If we divide a whole rest in half, we would have two half rests. In other words, two half rests equal one whole rest.
How To Spot Them
Since half rests look an awful lot like whole rests, we need to have a unique way of identifying them. Take a look at it right now. Doesn’t it look like a little hat? There you go. Half rests are little top hats…all dressed up and nowhere to go.
The half rest sits on top of the third line of the music staff. This is different from the whole rest that hangs below the fourth line.
A good way to tell the difference between a whole rest and a half rest is that whole rests will usually take up an entire measure all by themselves.
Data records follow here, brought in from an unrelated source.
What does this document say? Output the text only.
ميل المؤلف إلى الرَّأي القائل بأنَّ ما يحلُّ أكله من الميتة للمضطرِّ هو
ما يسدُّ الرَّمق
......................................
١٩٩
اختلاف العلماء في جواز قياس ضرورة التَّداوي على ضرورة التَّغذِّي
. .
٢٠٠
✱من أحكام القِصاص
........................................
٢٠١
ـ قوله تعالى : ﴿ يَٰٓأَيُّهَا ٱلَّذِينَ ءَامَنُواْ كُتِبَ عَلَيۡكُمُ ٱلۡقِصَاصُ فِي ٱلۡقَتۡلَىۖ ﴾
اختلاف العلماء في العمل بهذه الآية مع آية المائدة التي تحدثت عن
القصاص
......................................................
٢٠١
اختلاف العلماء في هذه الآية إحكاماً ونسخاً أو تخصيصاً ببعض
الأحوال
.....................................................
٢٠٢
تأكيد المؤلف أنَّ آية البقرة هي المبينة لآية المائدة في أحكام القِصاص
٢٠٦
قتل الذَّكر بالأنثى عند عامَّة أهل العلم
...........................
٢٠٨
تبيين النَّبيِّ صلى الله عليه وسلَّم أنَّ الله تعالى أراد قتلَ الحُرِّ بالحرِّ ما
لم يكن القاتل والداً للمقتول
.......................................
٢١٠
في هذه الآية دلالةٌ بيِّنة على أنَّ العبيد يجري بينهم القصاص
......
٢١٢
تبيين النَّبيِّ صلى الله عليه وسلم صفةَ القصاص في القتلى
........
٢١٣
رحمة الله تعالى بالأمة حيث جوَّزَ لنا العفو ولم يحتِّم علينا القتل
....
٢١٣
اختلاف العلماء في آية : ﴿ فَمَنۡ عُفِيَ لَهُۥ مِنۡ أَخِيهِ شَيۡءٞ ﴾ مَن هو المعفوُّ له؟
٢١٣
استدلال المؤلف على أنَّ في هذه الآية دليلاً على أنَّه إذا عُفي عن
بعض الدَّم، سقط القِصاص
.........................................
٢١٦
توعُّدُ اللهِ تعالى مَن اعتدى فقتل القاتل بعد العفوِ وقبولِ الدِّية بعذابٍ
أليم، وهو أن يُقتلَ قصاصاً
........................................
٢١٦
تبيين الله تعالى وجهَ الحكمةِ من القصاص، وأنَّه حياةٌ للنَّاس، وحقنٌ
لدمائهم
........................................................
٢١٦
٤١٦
Half rests usually need other notes or rests to help fill the measure. The only exception to this is if there were only two beats in a measure. In that case, one half rest is all you need to fill one measure.
A Little More Math…
Just to make sure you’ve been paying attention, here’s a little pop quiz:
Q. How many half rests equal one whole rest?
A. Yep, the answer is two.
Okay, let’s make things a little bit more difficult.
Q. How many quarter rests equal one half rest?
A. The answer again is two.
If you got both answers correct, then a big congratulations to you! This shows that you have really been taking control of your music learning.
Half rests are the cute little top hats of rhythmic notation. This makes them pretty easy to spot at a quick glance. They are close cousins to the half note with both equaling two counts each. Now that you know what they are and how to handle them, you are on your way to more musical success!